Our object here is not to determine disputable points in ancient history, but merely to exhibit, in its several parts, the method, or process, of historic proof. With this view, only, before us, we need not do more than bring forward these samples of this method, in its several kinds. It would be easy, if useful, to go on—from book to book of the History of Herodotus—finding confirmations or corrections of his narratives and descriptions, and much that would be pertinent, derived from the pages of modern travellers, or from the contents of museums. But to do so would lead us far, and indeed would fill bulky volumes. The facts, thus far briefly adduced, furnish the intelligent and studious reader with suggestions for prosecuting inquiries, on this ground, to any extent to which his taste or his purposes may lead him onward.

FOOTNOTES:

[10] Travels in Georgia, Persia, Armenia, Ancient Babylonia, &c. Two vols. quarto, 1821.

CHAPTER XXI.
INFERENTIAL HISTORIC MATERIALS.

A book may come into my hand which contains no narrative of events—no allusion to the persons or transactions of the author’s times—in a word, nothing, from the first page to the last, which in a direct manner should enable me to assign a date to it. Nevertheless, such a book may actually possess much historic significance, and it may take its place among those materials of which a writer of history will eagerly avail himself. This assertion may need some explanation; as thus:—

Each nation, as distinguished from other nations, its contemporaries, and each period in the world’s history, as compared with periods anterior to it and subsequent, has its characteristics, its moral tone, its intellectual range, and its tastes; it has its principles, its modes of reasoning, and especially its condition as a season, either of progress and expansion, or of decay and decline. Now these characteristics are important in themselves, and they are often highly so, in clearing up historic problems.

Nevertheless historians seldom afford direct information illustrative either of the moral or the intellectual condition of ancient nations; nor indeed is this deficiency much to be regretted, for such subjects are too indefinite to be treated in the style proper to history; and when historians philosophise, they bring the simplicity of their testimony into just suspicion. Besides, the mental condition of a people can be fairly estimated only by being placed in comparison with that of others; and few writers, how extensive soever may be their acquaintance with facts, are qualified to arbitrate between their contemporaries, and their predecessors, or between their own countrymen and their neighbours.
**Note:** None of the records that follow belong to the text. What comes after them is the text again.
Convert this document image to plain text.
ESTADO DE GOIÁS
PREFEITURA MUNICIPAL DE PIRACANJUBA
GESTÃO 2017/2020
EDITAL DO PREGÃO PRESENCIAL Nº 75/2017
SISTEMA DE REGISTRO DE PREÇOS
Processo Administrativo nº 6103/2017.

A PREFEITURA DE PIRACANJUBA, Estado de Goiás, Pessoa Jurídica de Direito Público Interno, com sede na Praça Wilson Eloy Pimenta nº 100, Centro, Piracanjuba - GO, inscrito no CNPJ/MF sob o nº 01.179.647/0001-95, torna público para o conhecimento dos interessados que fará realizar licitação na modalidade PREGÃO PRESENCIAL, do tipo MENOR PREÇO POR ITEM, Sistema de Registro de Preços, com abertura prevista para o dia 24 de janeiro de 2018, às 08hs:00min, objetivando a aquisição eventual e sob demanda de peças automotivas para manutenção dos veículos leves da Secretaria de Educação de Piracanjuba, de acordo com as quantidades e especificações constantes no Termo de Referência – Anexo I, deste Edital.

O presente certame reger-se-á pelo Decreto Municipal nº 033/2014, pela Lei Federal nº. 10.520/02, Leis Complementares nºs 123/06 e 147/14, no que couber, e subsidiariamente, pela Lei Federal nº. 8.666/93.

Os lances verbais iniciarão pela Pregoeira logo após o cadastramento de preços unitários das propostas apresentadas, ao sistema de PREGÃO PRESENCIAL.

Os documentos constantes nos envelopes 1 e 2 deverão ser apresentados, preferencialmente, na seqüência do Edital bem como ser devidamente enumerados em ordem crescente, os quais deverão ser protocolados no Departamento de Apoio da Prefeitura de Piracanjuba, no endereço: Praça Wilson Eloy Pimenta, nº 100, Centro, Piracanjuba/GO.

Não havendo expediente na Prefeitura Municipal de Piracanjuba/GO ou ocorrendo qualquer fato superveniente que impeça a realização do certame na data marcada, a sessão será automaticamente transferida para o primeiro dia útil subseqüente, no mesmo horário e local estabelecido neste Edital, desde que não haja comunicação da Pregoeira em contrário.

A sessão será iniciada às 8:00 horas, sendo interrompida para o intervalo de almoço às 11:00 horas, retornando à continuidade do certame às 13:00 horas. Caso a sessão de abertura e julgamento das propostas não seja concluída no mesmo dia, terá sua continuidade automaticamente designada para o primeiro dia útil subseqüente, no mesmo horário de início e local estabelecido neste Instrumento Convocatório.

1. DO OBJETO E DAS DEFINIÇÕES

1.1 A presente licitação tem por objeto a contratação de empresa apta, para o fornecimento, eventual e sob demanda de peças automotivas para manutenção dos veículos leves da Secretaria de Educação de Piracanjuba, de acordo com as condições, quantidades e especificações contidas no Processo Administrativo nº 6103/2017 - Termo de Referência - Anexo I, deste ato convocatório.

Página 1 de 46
Yet although information of this sort may not present itself on the pages of historians, it may be derivable from other sources; for when the literary monuments of an ancient people are in existence, the knowledge we are in search of may be collected with a high degree of certainty therefrom. Yet the process may be nice and difficult, inasmuch as the indications from which it is to be gathered are more or less recondite. For this very reason the conclusions we obtain by a course of inferences and comparisons, may be the more exempt from suspicion. The pages of historians may be swelled with descriptions of the resources, the foreign influence, the population, and the polity of empires; meantime an intelligent inquirer may obtain—from the casual hints and allusions of writers of a less pretentious class, a true knowledge of the taste and the morals of a people.

It is obvious that we are not to attach much value, in this sense, to the embittered sarcasms of misanthropes, or to the epigrams of satirists, who hold up to view the two corrupted extremes of a social system—namely, the pampered favourites, and the desperate outcasts of fortune. Nor should we listen, without caution, either to the dreams of poets, from whose pictures the ills of reality have been discharged, or to the averments of philosophers, who are often less true to nature than even the poets.